Countries that are integrated into the world economy are part of a complex web of production and consumption, which is difficult to unwind. As such, the effects of tax policy on economic growth is sometimes elusive, especially when other factors are changing dramatically in a world economy, as with the great recession following the housing shock. The relationship is often clearer in more closed economies during less economically turbulent periods, as in the years immediately following the Kennedy tax cuts.

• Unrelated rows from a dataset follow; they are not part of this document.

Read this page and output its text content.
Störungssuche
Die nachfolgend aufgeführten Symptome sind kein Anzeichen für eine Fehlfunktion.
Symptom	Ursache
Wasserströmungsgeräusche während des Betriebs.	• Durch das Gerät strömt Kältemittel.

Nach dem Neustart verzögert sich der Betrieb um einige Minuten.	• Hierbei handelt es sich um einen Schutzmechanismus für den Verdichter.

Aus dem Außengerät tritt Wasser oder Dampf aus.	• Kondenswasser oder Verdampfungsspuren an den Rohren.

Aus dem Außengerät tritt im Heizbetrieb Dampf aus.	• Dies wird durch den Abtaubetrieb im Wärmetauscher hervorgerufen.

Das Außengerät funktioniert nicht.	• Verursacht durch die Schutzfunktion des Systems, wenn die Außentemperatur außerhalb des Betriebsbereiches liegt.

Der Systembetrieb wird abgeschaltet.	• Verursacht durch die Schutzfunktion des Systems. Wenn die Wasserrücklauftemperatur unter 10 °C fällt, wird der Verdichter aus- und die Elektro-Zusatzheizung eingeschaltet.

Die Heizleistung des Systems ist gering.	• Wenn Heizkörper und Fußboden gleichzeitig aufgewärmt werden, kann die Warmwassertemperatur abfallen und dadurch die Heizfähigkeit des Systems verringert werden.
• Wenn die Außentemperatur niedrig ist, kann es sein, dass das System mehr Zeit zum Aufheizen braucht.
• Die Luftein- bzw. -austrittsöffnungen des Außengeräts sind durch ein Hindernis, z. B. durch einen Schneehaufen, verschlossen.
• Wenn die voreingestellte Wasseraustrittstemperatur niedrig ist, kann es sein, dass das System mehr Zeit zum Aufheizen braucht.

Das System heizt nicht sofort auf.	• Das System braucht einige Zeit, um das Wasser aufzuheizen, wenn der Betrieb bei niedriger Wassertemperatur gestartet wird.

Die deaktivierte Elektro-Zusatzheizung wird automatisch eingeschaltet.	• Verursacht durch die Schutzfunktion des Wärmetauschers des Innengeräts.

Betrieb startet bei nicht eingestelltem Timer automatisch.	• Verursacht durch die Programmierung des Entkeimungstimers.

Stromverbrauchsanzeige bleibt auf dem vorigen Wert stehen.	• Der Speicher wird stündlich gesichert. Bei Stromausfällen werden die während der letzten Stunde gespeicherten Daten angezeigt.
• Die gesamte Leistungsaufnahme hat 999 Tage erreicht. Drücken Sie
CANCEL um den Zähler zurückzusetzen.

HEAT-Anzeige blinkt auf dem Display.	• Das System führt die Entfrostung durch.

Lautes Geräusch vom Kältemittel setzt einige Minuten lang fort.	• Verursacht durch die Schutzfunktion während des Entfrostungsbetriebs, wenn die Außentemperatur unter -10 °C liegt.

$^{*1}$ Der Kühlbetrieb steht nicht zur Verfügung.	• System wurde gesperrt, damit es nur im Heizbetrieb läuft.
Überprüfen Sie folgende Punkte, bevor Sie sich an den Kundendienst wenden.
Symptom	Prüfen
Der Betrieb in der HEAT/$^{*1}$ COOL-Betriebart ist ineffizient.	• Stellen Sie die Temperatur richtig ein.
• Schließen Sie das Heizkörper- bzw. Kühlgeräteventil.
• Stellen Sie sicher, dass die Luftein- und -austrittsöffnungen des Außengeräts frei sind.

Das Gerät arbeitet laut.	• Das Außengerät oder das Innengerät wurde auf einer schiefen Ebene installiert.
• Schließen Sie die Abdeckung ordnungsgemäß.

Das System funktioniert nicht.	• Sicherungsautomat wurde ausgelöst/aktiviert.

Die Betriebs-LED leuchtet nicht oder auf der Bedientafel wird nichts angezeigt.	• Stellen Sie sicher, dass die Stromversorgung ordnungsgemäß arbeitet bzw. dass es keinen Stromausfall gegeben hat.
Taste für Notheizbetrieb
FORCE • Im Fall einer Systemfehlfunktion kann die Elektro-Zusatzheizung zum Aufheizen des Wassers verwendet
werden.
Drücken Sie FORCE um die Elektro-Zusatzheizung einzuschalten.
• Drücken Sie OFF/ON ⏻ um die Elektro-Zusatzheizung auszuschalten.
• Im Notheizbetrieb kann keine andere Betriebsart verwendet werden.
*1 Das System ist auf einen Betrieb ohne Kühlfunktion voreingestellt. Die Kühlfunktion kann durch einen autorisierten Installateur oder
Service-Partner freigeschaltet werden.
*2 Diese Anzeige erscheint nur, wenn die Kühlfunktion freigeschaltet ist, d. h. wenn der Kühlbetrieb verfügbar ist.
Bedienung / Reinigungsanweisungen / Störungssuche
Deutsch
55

One final conceptual note is key to understanding the relationship between taxes and growth. The effect of a tax change on the growth rate is likely only temporary. Reducing the taxes on capital formation will make it possible for the economy to create and maintain more capital. As the new capital is formed, the economy may grow faster for a period. Once the new level of capital is achieved, growth should resume at a more normal pace. A similar, though more muted, effect occurs when the marginal tax rates on labor move up or down.
Economic theory from the time of Adam Smith has shown that taxes stifle the incentive for individuals to work, take risks, and buy and sell goods and services. Rather than revisiting whether taxes affect economic behavior, research should focus on quantifying the tax burden on businesses and individuals, and the extent to which each type of tax affects economic incentives. Policymakers would be better served by research that helps them understand the trade-offs between different tax policies than by casual correlation exercises seeking to disprove fundamental principles of economics.